Physical operators trade startup, ordering, memory, repeated lookup, and spill behavior. Nested loop, hash, and merge joins—and hash versus sort/stream aggregation—are alternatives selected from input size, predicates, order, indexes, memory, and estimates.
  • Nested loop repeats inner work.
  • Hash join targets equijoins.
  • Merge join consumes compatible order.
  • Sort is blocking but reusable.
  • Hash aggregation stores groups.
  • Memory is per active operator/worker.
Algorithm comparison
OperatorInput requirementStrengthFailure mode
Nested loopAny join; efficient inner access helpsLow startup for tiny outer inputRepeated inner work
Hash joinHashable equalityLinear-style build/probe when fitSkew, batches, disk spill
Merge joinMerge-compatible equality/orderStreaming through sorted inputsSort cost and duplicate groups
Hash aggregateHashable group keysNo pre-sortToo many/wide groups spill
Sort/stream aggregateGrouped orderSmall streaming state after orderSort startup/spill if order absent
Same join, three physical shapes
Inspect memory and spill evidence
EXPLAIN (ANALYZE, BUFFERS)
SELECT o.customer_id, pc.category_id, sum(i.quantity * i.unit_price) AS revenue
FROM orders o
JOIN order_items i USING (order_id)
JOIN product_categories pc USING (product_id)
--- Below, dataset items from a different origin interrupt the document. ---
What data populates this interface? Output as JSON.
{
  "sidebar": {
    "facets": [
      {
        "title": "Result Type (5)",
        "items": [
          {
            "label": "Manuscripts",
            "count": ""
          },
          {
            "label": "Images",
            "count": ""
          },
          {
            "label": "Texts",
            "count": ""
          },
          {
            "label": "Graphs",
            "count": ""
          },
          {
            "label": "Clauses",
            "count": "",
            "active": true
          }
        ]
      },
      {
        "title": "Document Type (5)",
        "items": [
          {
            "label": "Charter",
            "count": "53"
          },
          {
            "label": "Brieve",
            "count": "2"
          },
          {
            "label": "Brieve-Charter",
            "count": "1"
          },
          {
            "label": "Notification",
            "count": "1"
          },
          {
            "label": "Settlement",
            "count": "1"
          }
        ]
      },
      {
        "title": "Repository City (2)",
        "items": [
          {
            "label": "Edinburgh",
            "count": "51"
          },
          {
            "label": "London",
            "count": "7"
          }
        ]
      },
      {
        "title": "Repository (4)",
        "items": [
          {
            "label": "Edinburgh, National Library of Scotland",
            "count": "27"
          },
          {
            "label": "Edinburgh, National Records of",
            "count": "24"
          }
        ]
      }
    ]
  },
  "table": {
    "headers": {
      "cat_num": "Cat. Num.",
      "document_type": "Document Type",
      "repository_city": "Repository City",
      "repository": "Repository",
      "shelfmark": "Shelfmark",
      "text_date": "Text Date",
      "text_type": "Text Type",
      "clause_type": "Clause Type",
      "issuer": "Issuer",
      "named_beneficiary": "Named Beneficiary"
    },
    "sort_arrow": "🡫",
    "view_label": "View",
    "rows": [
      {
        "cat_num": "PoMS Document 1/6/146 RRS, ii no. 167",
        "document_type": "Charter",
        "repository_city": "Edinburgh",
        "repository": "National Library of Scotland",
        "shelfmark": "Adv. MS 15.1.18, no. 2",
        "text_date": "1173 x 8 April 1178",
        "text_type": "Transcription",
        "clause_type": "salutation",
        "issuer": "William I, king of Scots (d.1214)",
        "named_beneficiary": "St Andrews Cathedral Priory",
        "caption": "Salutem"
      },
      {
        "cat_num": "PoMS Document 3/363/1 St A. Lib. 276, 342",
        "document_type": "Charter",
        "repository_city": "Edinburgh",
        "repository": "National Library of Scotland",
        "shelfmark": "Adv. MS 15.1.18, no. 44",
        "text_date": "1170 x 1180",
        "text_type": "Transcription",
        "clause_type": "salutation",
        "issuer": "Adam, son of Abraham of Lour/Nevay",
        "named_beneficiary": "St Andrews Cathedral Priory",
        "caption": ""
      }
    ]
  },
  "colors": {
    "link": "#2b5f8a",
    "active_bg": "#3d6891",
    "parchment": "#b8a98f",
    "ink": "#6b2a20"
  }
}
WHERE o.placed_at >= :from_time
GROUP BY o.customer_id, pc.category_id;
-- Look for loops, Sort Method/Disk, hash Buckets/Batches/Memory Usage, and temp I/O.

“Small build side” means the side’s actual filtered width and rows, not its base-table size. Projection and early filters matter. A cardinality miss can reverse the intended build/probe economics and cause an unexpected multi-batch hash.